A ficção científica como gênero cinematográfico há muito se constituiu na história do cinema. No entanto, pensarmos sua atual forma de ser nos leva ao instigante exercício de refletirmos aonde ela chegou ou pode ir. Para isso, claro, temos de considerar a condição de uma análise baseada não no que há de dissociativo do sci-fi mas sim naquilo o que ele agrega aos seus fundamentos. E esse foi o modo como Spike Jonze se posicionou ao nos presentear com seu gracioso “Ela” (2013).

Theodore Twombly (Joaquin Phoenix) é um solitário escritor que desenvolve um inesperado relacionamento com seu mais novo sistema operacional (SO) autodenominada de Samantha (Voz de Scarlett Johansson). E nesse futuro onde o cotidiano dos homens está bem integrado às funcionalidades que o ciberespaço oferece, nosso personagem embarca numa viagem de autodescoberta do amor, da vida e dos limites entre o virtual e o real.
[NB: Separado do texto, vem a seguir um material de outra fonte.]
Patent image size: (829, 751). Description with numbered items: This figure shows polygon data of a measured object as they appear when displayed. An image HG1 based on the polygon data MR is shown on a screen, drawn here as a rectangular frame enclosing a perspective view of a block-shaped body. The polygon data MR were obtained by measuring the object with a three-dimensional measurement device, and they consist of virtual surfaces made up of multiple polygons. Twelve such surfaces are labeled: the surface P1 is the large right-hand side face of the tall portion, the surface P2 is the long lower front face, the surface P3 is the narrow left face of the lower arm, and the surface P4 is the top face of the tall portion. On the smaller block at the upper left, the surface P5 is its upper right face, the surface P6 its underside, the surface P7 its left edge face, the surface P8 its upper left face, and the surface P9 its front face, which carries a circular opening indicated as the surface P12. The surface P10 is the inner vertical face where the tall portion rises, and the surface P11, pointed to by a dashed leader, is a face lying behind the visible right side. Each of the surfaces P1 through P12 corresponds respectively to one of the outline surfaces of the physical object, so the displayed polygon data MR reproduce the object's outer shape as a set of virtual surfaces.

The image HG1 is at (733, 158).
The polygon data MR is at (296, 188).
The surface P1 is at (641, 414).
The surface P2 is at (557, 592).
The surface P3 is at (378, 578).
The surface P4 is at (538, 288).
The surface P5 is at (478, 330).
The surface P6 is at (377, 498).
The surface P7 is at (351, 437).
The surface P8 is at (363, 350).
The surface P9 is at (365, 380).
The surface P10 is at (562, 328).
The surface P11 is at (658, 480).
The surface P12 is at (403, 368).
Então, estamos diante de uma estória de amor. Mas o olhar do realizador e a maneira como o mesmo construiu essa narrativa é o que dá a particularidade desse filme. Porque “Ela” não trata dos clichês que se podem encontrar na forma e conteúdo desse e de tantos outros longas dessa linha. E aí, roteiro, dramaturgia, fotografia, som e direção de arte formam um cordão inquebrantável que colocam o trabalho num outro nível da experiência cinematográfica.

Esqueçam, entretanto, as imagens programadas para impressionar. Nada disso! É no minimalismo e na aproximação suave dos elementos constitutivos do longa que nele embarcamos. Theo, não é o depressivo caractere cuja situação nos obriga a olhá-lo com pena. Ele sai de uma casamento e a falta do relacionamento o aflige, mas sua condição não é a do homem que se afoga. Há espaço para dúvida. Ele vive num futuro concreto. Mas seu perfil é aquele o qual nós mesmos nos formamos. Ele é um homem “ordinário”.

Uma vez que o futuro de Jonze não é extraordinário. As pessoas só utilizam transporte público. A configuração do espaço é a das metrópoles e seus arranha-céus, e o avião pode ser apenas uma escultura posta no centro de uma praça. As roupas possuem uma estilística, mas não cintilam ou ali estão para se sobrepor às pessoas. Homens usam calças com cintura alta, mulheres usam saias à altura dos joelhos. Isso é o futuro. Simples. Original.

Desse modo é a ficção científica de um realizador que olha para a direção artística na medida com que trabalha seu casting. A atuação segue a linha do naturalismo nos dizendo o quanto a invenção do cotidiano pode ser essencial. Quase imutável na aventura de buscarmos nos entender enquanto humanos. Imprescindível, logo, considerarmos o fato de Jonze se ancorar num namoro de um homem com seu sistema operacional. E aí vamos acompanhando como isso pode se dar.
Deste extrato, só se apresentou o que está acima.